The harsh blast of the lascannon cut through the air, passing over the warlord’s head. In response, the air bucked and crackled around the small group. A reddish aura surrounded the orks, wavering and indistinct. A volley of autocannon rounds slammed into the field. Boreas could see the shells slowing as they passed through the insubstantial barrier; some fell short and impacted the ground in front of the advancing orks; others skewed off-course and passed by without hitting. The few that remained on target had lost so much speed they bounced harmlessly from the orks’ thick plates of armour.
The lieutenant looked over at Boreas, despair written in his features.
‘Keep firing,’ Boreas said, dividing his attention between the advancing warlord and the shadows of the power plant. The Chaplain relaxed his grip on the haft of his crozius and forced himself to speak calmly. ‘Try to overload their shield.’
‘Pour it on, men,’ snarled the officer.
The force field flared and roiled around the greenskin entourage, becoming more visible with every heavy bolter round, autocannon shell and lascannon blast that hit it. Energy rippled and wreathed from each impact, sending sparks leaping into the air.
The pounding of feet drew Boreas’s attention to the blocky transformers of the power plant. The black-clothed orks stormed out of the shade, firing their pistols and grunting battle cries
.
‘Small arms, engage enemy to the right,’ Boreas told the bloodied troopers around him. ‘Heavy weapons, continue to target the warlord’s retinue.’
The orks’ force field was fizzing madly, a dome of constantly writhing bolts of red electricity that encapsulated the warlord and his bodyguard. Smoke and steam billowed in thick clouds from the warlord’s engine as the field generator struggled to hold back the Piscinans’ cannonade.
‘That’s it, keep on them,’ said the lieutenant. ‘We’ve almost got them.’
Las-fire crackled from Boreas’s right as the defence troopers engaged the orks emerging from the power-plant structure. He saw several shots hitting home, but the orks shrugged off their wounds and continued onwards, ignoring holes in their flesh and burning wounds across their skin.
‘Power pack’s dead, sir!’ bawled the lascannon gunner. ‘No more shots, sir.’
The Piscinan lieutenant cursed and waded into the mess of crates and boxes littering the emplacement, looking for fresh power cells.
‘Belay that nonsense,’ Boreas barked at the officer. The Chaplain turned on the Piscinans manning the lascannon and pointed towards the orks in the geothermal plant. ‘Find yourselves lasguns and secure the power station.’
As the troopers snatched up rifles from the hands of the dead, Boreas focussed his attention back to the warlord. A few seconds later, when the hulking aliens were less than fifty metres away, the warlord’s field collapsed with a huge blaze of energy that spiralled rapidly around the orks before flickering into nothing. Immediately, the greenskins brought their own weapons to bear.

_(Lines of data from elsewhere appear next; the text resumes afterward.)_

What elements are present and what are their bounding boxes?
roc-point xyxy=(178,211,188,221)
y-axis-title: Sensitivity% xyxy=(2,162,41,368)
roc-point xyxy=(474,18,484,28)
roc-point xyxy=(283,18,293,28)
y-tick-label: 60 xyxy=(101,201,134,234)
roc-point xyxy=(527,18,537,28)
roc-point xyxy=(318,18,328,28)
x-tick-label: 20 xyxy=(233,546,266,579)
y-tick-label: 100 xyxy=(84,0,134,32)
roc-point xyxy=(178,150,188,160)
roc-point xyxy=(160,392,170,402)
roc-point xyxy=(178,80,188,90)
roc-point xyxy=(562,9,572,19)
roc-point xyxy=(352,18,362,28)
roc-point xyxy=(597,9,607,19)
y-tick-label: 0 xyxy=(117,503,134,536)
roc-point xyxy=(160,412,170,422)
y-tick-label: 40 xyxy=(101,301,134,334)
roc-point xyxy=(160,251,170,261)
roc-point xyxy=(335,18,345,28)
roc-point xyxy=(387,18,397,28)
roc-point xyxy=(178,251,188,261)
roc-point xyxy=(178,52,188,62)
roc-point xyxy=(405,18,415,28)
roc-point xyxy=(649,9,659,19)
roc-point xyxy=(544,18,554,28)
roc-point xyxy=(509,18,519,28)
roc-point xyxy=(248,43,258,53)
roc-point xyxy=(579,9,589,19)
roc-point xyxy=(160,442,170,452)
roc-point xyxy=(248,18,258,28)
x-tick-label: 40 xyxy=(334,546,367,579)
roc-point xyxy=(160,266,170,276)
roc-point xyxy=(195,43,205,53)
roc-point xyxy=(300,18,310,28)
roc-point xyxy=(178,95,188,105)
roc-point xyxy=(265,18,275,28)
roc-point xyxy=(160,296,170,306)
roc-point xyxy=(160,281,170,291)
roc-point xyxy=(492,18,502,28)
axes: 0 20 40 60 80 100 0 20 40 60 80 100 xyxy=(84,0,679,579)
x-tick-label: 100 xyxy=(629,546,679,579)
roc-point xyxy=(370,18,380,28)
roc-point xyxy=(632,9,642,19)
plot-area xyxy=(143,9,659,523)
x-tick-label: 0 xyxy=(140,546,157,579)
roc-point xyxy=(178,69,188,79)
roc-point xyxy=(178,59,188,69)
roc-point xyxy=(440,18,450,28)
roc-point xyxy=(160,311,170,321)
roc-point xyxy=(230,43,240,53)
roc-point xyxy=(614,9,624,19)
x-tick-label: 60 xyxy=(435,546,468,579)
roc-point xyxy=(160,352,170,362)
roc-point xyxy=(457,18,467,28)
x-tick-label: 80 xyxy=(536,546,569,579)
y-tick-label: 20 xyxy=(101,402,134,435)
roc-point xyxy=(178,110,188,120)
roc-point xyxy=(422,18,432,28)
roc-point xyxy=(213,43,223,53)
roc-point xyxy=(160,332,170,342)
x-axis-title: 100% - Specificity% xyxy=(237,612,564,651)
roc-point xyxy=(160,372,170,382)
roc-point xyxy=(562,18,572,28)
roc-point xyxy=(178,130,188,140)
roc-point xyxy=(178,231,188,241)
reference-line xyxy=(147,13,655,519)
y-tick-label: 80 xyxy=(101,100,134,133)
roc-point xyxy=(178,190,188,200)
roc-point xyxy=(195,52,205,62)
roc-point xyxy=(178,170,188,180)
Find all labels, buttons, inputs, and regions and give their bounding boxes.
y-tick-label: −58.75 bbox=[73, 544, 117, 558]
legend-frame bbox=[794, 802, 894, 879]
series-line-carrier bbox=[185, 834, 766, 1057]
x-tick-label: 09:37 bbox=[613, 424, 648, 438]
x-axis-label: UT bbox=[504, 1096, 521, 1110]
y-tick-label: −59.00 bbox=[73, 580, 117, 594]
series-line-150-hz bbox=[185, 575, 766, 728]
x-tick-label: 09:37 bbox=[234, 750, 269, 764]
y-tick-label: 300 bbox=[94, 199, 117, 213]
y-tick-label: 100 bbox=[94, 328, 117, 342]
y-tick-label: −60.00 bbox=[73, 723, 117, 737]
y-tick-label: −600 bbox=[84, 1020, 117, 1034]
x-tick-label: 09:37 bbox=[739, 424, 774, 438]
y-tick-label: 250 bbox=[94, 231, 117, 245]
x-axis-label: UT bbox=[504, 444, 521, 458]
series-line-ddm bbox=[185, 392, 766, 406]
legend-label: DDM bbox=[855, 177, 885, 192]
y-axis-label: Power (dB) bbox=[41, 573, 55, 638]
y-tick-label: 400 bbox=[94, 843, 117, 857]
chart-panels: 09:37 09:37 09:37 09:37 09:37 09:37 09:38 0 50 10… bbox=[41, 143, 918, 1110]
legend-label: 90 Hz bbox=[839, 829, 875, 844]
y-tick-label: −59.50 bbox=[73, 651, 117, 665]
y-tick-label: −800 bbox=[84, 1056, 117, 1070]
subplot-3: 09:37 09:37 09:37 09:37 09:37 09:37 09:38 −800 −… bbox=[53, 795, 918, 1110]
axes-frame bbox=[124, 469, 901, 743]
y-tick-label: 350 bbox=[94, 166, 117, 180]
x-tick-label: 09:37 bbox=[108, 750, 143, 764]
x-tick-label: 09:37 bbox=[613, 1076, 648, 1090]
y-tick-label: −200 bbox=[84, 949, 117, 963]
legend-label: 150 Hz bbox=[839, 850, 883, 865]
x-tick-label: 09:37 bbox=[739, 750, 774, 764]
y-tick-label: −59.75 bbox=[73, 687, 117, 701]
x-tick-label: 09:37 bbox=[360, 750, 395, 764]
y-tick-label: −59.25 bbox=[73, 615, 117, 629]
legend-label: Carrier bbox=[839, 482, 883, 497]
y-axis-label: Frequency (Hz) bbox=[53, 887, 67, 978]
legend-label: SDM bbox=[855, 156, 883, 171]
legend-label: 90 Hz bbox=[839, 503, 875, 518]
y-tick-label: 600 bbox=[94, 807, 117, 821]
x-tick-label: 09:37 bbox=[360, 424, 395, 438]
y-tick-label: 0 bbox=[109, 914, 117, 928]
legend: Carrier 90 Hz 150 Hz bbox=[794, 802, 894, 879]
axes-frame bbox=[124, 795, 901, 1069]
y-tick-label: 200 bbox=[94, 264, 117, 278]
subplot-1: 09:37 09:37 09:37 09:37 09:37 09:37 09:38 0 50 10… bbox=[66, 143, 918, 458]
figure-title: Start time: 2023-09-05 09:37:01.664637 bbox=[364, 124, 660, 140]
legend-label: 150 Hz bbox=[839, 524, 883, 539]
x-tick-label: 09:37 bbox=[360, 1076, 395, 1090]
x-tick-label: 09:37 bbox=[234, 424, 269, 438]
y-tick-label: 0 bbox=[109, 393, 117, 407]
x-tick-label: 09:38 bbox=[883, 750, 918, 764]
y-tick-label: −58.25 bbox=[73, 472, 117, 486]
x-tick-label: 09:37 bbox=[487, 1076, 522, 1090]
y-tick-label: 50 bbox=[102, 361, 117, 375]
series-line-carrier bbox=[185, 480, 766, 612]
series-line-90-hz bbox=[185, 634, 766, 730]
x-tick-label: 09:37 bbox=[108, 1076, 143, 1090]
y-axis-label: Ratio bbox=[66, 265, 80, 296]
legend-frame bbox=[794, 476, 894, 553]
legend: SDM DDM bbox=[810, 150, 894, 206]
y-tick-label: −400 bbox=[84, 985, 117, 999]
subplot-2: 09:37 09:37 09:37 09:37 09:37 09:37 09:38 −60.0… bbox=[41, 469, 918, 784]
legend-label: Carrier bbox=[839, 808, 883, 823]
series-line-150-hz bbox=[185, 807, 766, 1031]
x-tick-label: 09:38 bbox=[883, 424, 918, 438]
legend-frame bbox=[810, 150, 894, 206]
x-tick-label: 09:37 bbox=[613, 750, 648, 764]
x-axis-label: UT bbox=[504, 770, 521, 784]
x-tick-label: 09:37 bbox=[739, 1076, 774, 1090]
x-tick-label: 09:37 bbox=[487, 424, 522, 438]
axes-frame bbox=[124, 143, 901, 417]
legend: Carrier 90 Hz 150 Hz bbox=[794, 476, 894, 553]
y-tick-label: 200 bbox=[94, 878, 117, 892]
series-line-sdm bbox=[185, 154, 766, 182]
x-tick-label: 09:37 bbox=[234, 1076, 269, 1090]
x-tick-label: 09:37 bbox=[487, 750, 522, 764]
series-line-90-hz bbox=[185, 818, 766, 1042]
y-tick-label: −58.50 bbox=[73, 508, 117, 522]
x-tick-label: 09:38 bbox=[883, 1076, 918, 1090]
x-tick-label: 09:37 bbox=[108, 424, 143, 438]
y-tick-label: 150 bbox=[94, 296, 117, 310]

‘Take cover,’ warned the Free Militia officer.
A rocket sped into the emplacement to explode against the barricade, showering the cowering men with shards of metal and splinters from the piled crates. An autocannon loader fell back with a jag of wood jutting from his eye. His gunner turned in surprise and reached out to the screaming man. Boreas loomed over the pair of them.
‘Attend to your weapon, trooper,’ said the Chaplain. The Piscinan looked up at the battered skull helm of Boreas, nodded dumbly and returned to the autocannon.